The Hails Release Their Debut Album 'What's Your Motive'


The Hails released their long-awaited debut album What’s Your Motive. In ten tracks, the Florida five-piece perfectly display their penchant for well-polished experimentation and all-consuming storytelling. The LP is an orbit of grief and reconciliation over growing pains, both individual and with each other – Stream.


Building their own DIY studio in Miami a couple of years back, the band curated their creative environment from installing the flooring to collecting furniture potluck style. Much of the album was written and recorded during consistent gatherings in this space, a surprising setting for the refined sonics of What’s Your Motive. Out of The Hails HQ their debut album was born, surely making enemies out of their retail neighbors.
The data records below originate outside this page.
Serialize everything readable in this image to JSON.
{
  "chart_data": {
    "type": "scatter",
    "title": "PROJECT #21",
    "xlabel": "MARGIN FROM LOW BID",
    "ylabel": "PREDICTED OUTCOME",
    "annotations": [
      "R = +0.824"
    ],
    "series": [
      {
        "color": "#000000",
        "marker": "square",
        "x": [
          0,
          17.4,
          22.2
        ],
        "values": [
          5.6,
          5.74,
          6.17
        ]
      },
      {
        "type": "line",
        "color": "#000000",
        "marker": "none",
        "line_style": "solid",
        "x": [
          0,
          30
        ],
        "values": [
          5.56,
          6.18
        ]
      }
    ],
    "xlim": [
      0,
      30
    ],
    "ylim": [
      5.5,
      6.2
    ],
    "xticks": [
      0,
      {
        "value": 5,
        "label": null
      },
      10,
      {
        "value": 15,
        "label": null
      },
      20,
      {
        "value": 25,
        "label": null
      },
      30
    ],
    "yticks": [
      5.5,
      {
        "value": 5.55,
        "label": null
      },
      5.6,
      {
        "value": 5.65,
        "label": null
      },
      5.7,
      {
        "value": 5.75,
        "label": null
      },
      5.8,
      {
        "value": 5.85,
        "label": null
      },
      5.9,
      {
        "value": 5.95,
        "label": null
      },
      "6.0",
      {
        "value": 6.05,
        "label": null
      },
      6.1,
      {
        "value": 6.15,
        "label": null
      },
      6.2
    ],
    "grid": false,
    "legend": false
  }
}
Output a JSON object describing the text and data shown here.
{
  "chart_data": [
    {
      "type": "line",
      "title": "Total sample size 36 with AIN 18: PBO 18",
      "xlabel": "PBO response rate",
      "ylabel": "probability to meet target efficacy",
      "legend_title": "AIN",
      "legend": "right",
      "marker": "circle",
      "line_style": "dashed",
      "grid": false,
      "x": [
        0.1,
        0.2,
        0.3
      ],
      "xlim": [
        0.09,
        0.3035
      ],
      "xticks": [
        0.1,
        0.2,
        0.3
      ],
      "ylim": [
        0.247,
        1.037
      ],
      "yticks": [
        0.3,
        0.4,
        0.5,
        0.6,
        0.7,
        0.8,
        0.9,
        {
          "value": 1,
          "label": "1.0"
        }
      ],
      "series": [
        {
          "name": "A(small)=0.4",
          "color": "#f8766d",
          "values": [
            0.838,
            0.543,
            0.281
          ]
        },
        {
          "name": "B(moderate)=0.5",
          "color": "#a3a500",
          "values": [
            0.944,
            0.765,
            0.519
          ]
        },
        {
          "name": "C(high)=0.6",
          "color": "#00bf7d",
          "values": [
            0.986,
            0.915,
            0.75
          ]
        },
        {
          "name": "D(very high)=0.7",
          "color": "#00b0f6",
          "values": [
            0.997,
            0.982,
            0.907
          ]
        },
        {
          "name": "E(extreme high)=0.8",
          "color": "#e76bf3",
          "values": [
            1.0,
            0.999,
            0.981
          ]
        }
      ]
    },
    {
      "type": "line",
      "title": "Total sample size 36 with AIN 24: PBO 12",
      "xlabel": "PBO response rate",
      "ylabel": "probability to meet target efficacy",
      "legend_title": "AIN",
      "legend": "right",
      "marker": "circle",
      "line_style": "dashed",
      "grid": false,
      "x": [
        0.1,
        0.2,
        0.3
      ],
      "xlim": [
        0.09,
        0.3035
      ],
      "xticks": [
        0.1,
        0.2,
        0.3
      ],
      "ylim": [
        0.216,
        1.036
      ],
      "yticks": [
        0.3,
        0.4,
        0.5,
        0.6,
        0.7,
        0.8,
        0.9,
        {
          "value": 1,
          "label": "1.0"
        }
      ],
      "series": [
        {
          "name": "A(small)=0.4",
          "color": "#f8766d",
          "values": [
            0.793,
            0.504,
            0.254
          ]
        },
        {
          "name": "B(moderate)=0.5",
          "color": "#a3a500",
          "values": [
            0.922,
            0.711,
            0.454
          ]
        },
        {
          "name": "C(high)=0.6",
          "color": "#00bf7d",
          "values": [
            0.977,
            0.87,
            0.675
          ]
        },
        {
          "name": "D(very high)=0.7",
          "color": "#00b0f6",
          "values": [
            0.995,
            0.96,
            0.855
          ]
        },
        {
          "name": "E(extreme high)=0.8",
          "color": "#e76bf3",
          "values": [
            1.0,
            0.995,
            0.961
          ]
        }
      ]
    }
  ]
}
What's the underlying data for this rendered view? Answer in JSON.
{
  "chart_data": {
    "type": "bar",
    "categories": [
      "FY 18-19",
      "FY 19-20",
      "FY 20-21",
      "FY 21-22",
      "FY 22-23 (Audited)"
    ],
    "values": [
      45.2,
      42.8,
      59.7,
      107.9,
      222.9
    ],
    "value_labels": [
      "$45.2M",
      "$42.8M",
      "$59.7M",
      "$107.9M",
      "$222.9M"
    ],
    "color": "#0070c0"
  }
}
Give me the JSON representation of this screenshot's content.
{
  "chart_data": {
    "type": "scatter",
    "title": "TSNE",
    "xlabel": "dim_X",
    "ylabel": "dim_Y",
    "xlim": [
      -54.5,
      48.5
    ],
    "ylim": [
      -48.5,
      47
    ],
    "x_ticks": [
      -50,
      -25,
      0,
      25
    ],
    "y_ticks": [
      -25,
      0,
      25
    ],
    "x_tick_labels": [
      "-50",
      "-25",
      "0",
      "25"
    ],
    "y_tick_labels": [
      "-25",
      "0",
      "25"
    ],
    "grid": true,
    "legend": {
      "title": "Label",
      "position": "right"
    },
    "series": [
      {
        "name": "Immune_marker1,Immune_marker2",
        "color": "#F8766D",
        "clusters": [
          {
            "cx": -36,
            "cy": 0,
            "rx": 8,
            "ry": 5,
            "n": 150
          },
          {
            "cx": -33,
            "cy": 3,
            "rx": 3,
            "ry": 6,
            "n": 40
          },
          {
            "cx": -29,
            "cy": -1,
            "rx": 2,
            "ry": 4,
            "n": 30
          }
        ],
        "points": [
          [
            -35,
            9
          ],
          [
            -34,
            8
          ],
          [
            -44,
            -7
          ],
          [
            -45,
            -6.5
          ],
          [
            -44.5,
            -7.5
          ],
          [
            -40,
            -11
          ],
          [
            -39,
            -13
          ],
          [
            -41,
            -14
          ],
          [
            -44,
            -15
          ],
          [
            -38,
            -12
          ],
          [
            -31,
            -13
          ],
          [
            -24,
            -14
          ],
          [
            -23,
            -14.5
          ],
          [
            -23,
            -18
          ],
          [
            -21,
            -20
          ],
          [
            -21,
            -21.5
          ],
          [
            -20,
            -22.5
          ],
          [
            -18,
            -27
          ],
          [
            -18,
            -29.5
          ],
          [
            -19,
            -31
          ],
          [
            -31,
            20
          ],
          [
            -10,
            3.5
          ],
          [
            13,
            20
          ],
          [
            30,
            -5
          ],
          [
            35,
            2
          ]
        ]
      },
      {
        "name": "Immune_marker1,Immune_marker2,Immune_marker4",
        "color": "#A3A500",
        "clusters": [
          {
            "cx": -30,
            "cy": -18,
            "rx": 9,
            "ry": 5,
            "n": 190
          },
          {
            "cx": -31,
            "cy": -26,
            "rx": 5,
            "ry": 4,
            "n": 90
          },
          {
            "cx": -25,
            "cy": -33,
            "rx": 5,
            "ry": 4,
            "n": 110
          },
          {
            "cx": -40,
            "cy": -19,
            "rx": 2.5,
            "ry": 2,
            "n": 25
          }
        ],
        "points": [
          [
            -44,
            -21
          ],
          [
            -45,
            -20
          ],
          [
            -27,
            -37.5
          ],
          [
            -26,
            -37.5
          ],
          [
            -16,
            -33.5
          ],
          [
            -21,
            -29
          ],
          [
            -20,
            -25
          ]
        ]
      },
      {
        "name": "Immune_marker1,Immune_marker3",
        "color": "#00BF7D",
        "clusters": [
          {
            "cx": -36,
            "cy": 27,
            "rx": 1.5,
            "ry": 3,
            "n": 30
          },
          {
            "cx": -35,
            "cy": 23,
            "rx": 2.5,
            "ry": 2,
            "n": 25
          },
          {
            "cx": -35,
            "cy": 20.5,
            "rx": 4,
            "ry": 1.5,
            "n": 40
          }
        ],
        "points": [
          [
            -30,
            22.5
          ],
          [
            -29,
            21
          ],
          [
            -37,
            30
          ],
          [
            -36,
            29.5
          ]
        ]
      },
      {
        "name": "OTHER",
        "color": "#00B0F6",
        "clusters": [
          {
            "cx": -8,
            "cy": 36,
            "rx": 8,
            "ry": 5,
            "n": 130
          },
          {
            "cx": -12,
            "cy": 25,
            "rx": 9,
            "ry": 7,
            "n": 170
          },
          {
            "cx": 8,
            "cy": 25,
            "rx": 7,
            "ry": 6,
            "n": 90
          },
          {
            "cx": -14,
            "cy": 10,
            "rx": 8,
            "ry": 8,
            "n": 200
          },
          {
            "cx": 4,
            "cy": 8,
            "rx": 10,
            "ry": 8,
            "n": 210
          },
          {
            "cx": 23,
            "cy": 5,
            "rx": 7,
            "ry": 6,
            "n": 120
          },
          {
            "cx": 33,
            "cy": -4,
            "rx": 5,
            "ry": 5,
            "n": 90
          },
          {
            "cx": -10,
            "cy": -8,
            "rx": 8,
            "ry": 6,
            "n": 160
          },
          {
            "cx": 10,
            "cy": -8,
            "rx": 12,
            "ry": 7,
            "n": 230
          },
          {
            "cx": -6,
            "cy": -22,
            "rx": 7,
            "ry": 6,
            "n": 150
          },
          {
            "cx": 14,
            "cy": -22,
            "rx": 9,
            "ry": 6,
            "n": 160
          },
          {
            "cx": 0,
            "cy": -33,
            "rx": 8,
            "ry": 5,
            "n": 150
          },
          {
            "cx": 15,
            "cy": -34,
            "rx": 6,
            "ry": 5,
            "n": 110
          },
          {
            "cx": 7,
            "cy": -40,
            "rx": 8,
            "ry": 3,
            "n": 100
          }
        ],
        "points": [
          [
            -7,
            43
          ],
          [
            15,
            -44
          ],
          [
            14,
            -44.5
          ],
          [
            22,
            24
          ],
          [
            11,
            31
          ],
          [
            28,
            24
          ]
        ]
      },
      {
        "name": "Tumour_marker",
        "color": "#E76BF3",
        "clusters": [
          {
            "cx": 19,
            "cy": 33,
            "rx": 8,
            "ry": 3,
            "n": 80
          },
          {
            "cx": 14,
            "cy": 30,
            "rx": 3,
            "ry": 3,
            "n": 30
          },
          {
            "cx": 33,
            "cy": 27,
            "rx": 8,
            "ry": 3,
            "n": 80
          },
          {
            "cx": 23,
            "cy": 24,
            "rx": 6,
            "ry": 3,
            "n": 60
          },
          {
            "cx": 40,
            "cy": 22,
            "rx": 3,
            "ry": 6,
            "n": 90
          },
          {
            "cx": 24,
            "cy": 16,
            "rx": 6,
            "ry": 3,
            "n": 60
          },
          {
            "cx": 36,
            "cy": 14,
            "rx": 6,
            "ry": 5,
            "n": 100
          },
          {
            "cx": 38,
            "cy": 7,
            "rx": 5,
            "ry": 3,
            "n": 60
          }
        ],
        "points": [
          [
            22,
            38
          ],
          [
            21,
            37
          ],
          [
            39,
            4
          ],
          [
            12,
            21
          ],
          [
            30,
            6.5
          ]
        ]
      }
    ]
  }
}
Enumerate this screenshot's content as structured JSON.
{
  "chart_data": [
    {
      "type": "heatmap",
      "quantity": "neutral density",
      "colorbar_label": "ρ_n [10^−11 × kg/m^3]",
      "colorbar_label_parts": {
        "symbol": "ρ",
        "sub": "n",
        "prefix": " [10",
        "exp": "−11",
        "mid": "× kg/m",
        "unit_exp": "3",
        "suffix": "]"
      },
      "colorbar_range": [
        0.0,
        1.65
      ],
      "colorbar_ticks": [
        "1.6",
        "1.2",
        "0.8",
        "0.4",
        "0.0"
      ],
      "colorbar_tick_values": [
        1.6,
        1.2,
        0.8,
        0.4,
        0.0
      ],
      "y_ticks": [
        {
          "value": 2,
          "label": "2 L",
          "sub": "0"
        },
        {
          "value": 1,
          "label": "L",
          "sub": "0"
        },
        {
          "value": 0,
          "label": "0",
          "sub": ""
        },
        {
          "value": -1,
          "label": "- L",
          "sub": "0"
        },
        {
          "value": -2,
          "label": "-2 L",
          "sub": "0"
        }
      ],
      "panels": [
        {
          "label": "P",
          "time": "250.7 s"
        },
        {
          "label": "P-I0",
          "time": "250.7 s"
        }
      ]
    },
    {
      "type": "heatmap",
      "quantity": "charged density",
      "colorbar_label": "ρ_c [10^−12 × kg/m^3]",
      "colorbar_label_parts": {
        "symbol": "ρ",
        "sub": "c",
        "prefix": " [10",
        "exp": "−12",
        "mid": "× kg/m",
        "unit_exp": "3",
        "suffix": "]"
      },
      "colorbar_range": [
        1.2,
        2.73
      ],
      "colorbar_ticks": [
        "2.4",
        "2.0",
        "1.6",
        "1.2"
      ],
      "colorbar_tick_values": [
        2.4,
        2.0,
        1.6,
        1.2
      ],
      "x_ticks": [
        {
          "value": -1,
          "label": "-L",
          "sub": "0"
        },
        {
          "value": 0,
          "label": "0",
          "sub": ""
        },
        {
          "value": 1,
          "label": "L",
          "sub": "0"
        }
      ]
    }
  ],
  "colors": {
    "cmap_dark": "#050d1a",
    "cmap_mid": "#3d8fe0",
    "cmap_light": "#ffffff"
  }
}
Describing What’s Your Motive as an album born out of necessity for the band, their frontman Robbie Kingsley said, “We have very strong emotions towards each other. Sharing a common goal doesn’t mean that you always see eye to eye. There are days when we legitimately hate each other and there are other moments where we couldn’t imagine a life with anyone outside of the five of us. It’s a weird brotherhood that we’ve adopted. This is a key theme in telling the story of the record because we’ve gone over so many bumps in the road emotionally just to get here.”





What’s Your Motive is a progressively zooming-out view of what happens when you break the cycle of complacency, an album with a worldview that expands as you listen further. Beginning with the opening track “Caligula,” titled after the famously cruel Roman emperor, the enemy at hand is introduced – you. Naming himself Caligula by the end of the song, Kingsley sets up the question of why am I killing myself and still not happy? He notes, “It’s weird how you can almost work against yourself in a way that actually progresses you forward.”


Moving into the next few tracks, the focus grows outward from the self into examining romantic relationships. Bleeding yourself dry to hold onto a sense of familiarity isn’t enough to keep things together. A major tone shift in the album takes place at the halfway point with “They Seem Wrong.” Sonically stripped down, especially in comparison to the stickiness of the previous track “When You Were Bored,” “They Seem Wrong” is an open wound of a song, a scab you can’t stop picking at. This crossroads in the album also marks a content shift from romantic relationships to friendships. Tenderly, the band documents the permanent misalignment you can feel when you don’t grow alongside people you once knew.


“It’s sad to think about, but you do outgrow people and they outgrow you too,” Kingsley laments.


The next portion of the album sees hints of personal progress, but the unseen leash of waiting for permission keeps yanking things back. Shedding more and more of what no longer serves the protagonist, this freeing lightness is reflected in the energy of this grouping of songs until we hit “Time Never Sat So Still.” A song that asks what you do after you’ve realized the things you’ve outgrown, this is the album’s eye of the storm; the calmness in calamity. All this leads to the album closer “In Moments.” Cinematic, sultry, and sonically massive, the album’s resolution is a point of clarity. Fleeting things can still be precious because you are the sum of all your parts, even the ones you give up over time.